Auto-Scale Everything

FullContactMarch 23, 2016

If you’ve never received a message like this from your cloud provider, consider yourself lucky, because you will eventually:

Dear Amazon EC2 Customer,
One or more of your Amazon EC2 instances is scheduled for maintenance on 2016–01–01 for 2 hours starting at 05:00 UTC. During this time, the following instances in the us-east-1 region will be unavailable and then rebooted:

i-abcd1234

Your instance will return to normal operations after maintenance is complete.

This is essentially saying the node in question will be completely useless for two hours. Worse, AWS will sometimes notify us that our machine will be retired completely. Or, worst of all, a node might encounter an unscheduled issue. Our team maintains an infrastructure of over 500 AWS EC2 nodes, so events like this are not irregular.

To many teams, this means work for them to replace the node. Hopefully the node is provisioned with configuration management, so bringing up a replacement isn’t too difficult. But ideally, the node can be replaced automatically. This is the true beauty of auto-scaling groups (ASG).

Our team aspires to have every node in our infrastructure in an ASG. From data stores like Elasticsearch and Cassandra to application nodes and internal services.

Self-provisioning nodes

To facilitate our micro-service infrastructure, we use a shared image for our entire application tier. Java applications are deployed into an ASG with this image. We use Ubuntu Upstart along with AWS’s UserData to fetch dependencies and start the application. The image has everything it needs to operate in production from boot without any manual interaction. This means if a node is having issues, we can simply terminate it, and allow the ASG to bring up its replacement. Similarly, if a node goes offline on its own, the ASG will take care of it. Having a node go offline at 3:00 AM does not notify an engineer, because there is no human interaction needed.

This extends to our Elasticsearch and Cassandra clusters as well. Because of our replication settings, losing one node does not cause any loss of data. Instead, a new node quickly comes up to replace it, and the cluster redistributes data back to the new node. As an aside, the use of ASG’s here has proven doubly useful. With minor configuration changes, we can increase and decrease the sizes of our clusters and have data automatically re-balanced with the new cluster size. In fact, in the more traditional auto-scaling sense, policies can be created to change cluster size automatically as the data-set changes.

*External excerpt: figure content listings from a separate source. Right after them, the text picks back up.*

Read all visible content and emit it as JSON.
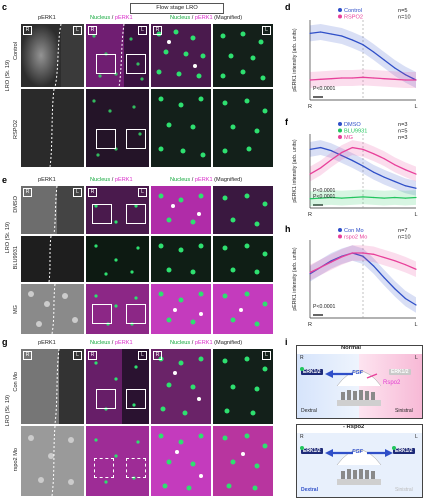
{
  "panels": {
    "c": {
      "letter": "c",
      "title": "Flow stage LRO",
      "col1": "pERK1",
      "col2_a": "Nucleus",
      "col2_sep": " / ",
      "col2_b": "pERK1",
      "col3_a": "Nucleus",
      "col3_sep": " / ",
      "col3_b": "pERK1",
      "col3_c": " (Magnified)",
      "group": "LRO (St. 19)",
      "rows": [
        "Control",
        "RSPO2"
      ]
    },
    "e": {
      "letter": "e",
      "col1": "pERK1",
      "col2_a": "Nucleus",
      "col2_sep": " / ",
      "col2_b": "pERK1",
      "col3_a": "Nucleus",
      "col3_sep": " / ",
      "col3_b": "pERK1",
      "col3_c": " (Magnified)",
      "group": "LRO (St. 19)",
      "rows": [
        "DMSO",
        "BLU9931",
        "MG"
      ]
    },
    "g": {
      "letter": "g",
      "col1": "pERK1",
      "col2_a": "Nucleus",
      "col2_sep": " / ",
      "col2_b": "pERK1",
      "col3_a": "Nucleus",
      "col3_sep": " / ",
      "col3_b": "pERK1",
      "col3_c": " (Magnified)",
      "group": "LRO (St. 19)",
      "rows": [
        "Con Mo",
        "rspo2 Mo"
      ]
    },
    "i": {
      "letter": "i",
      "normal_title": "Normal",
      "rspo2_title": "- Rspo2",
      "left": "R",
      "right": "L",
      "erk": "ERK1/2",
      "fgf": "FGF",
      "rspo2": "Rspo2",
      "dextral": "Dextral",
      "sinistral": "Sinistral"
    }
  },
  "badges": {
    "r": "R",
    "l": "L"
  },
  "colors": {
    "magenta": "#e23bd2",
    "green": "#22c55e",
    "blue": "#2f4fc8",
    "pink": "#e8409a",
    "line_pink": "#f06ab0"
  },
  "chart_data": [
    {
      "panel": "d",
      "type": "line",
      "ylabel": "pERK1 intensity (arb. units)",
      "xlabel_left": "R",
      "xlabel_right": "L",
      "pvalue": "P<0.0001",
      "ylim": [
        0,
        1.2
      ],
      "x": [
        0,
        0.1,
        0.2,
        0.3,
        0.4,
        0.5,
        0.6,
        0.7,
        0.8,
        0.9,
        1.0
      ],
      "series": [
        {
          "name": "Control",
          "n": "n=5",
          "color": "#2f4fc8",
          "values": [
            1.0,
            1.02,
            0.99,
            0.96,
            0.9,
            0.83,
            0.72,
            0.6,
            0.48,
            0.38,
            0.3
          ]
        },
        {
          "name": "RSPO2",
          "n": "n=10",
          "color": "#e8409a",
          "values": [
            0.3,
            0.31,
            0.32,
            0.33,
            0.33,
            0.34,
            0.33,
            0.32,
            0.31,
            0.3,
            0.3
          ]
        }
      ]
    },
    {
      "panel": "f",
      "type": "line",
      "ylabel": "pERK1 intensity (arb. units)",
      "xlabel_left": "R",
      "xlabel_right": "L",
      "pvalues": [
        "P<0.0001",
        "P<0.0001"
      ],
      "ylim": [
        0,
        1.2
      ],
      "x": [
        0,
        0.1,
        0.2,
        0.3,
        0.4,
        0.5,
        0.6,
        0.7,
        0.8,
        0.9,
        1.0
      ],
      "series": [
        {
          "name": "DMSO",
          "n": "n=3",
          "color": "#2f4fc8",
          "values": [
            0.95,
            0.98,
            0.93,
            0.85,
            0.77,
            0.68,
            0.58,
            0.5,
            0.43,
            0.36,
            0.32
          ]
        },
        {
          "name": "BLU9931",
          "n": "n=5",
          "color": "#22c55e",
          "values": [
            0.15,
            0.16,
            0.17,
            0.16,
            0.17,
            0.18,
            0.17,
            0.16,
            0.17,
            0.16,
            0.17
          ]
        },
        {
          "name": "MG",
          "n": "n=3",
          "color": "#e8409a",
          "values": [
            0.55,
            0.65,
            0.78,
            0.9,
            0.98,
            0.95,
            0.88,
            0.8,
            0.7,
            0.62,
            0.55
          ]
        }
      ]
    },
    {
      "panel": "h",
      "type": "line",
      "ylabel": "pERK1 intensity (arb. units)",
      "xlabel_left": "R",
      "xlabel_right": "L",
      "pvalue": "P<0.0001",
      "ylim": [
        0,
        1.2
      ],
      "x": [
        0,
        0.1,
        0.2,
        0.3,
        0.4,
        0.5,
        0.6,
        0.7,
        0.8,
        0.9,
        1.0
      ],
      "series": [
        {
          "name": "Con Mo",
          "n": "n=7",
          "color": "#2f4fc8",
          "values": [
            0.68,
            0.78,
            0.88,
            0.95,
            1.0,
            0.95,
            0.8,
            0.62,
            0.45,
            0.3,
            0.2
          ]
        },
        {
          "name": "rspo2 Mo",
          "n": "n=10",
          "color": "#e8409a",
          "values": [
            0.7,
            0.78,
            0.86,
            0.94,
            1.0,
            1.0,
            0.98,
            0.93,
            0.88,
            0.82,
            0.75
          ]
        }
      ]
    }
  ]
}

An even better strategy we’ve been exploring is to create a fully functioning image per ASG. This means not relying on any external services to have a new node in an ASG come online. Deployment tools like Hashicorp’s Packer and Netflix’s Spinnaker are making this much more streamlined. While this makes deploys take a bit longer, the benefit is completely deterministic scaling within the ASG.

Everything?

It makes intuitive sense to auto-scale multi-node services. We know we need somewhere between 5–10 nodes to serve up a given application, and so we allow AWS to handle that fluctuation for us. But what about single-node services that are used internally? Our team has several cases where a service lives as a single node because we’ve decided that making it highly available is not worth the cost. Instead, we put them in an ASG of size one. With the same ability to bootstrap themselves from their image, these nodes can also go down, and be automatically replaced. Obviously the service is down for a few minutes while a new node comes up, but sometimes that is acceptable.

Filling the ASG Feature Gaps

The ASG offering from Amazon is lacking things we need for some of our services. Our API edge tier, for example, uses Elastic IP addresses (EIP) to serve our API from the same set of IP addresses, even as we regularly change out the nodes. Unfortunately, the ASG API does not currently allow you to associate a set of EIPs with it. To solve this, we leverage the EC2 API and simple Upstart scripts to automatically associate from our pool of EIPs on boot. A simple python script like this will do:

The nodes are provisioned with the necessary UserData (a list of EIPs) and Upstart simply runs a script like this to grab an EIP from the pool.

A process very similar to this can be used for other things, like automatically reattaching a block storage volume from a previous node, so that large discs of data can be transferred between deploys. Or perhaps the nodes in your ASG require DNS entries. A simple script to access the Route53 API will work fine for that as well.

That said, there are some systems that don’t lend themselves to auto-scaling very easily. We have not, for example, successfully moved our Apache Storm cluster into an ASG. Re-balancing is something we do manually, and there is an ongoing discussion around making this more automated in the future.

Getting There

It is not trivial to transfer your infrastructure to a pattern like this. But the great thing about it is that you can adapt single services at a time. If your team runs configuration management on all new nodes, a step in the right direction might be to have Upstart scripts that are able to invoke that process automatically. Or perhaps even have them kick off a Jenkins job to provision themselves.

Caveats

This technique can introduce new problems. Here are a few things to monitor and possibly alert on:

Excessive auto-scaling: If nodes are coming up in a bad state, and deleting themselves as they fail a healthcheck, the process can continue indefinitely. A constantly-scaling group might never be doing work.
Auto-scaling ceilings: Make sure your ASGs have reasonable maximum sizes. A data-store in an ASG that scales on disc usage can quickly grow out of control if excess data is being written rapidly.

Tracking costs: Knowing your true cloud costs can be difficult if your infrastructure is constantly changing in size. We use tools like Cloudability and Netflix’s Ice to monitor this.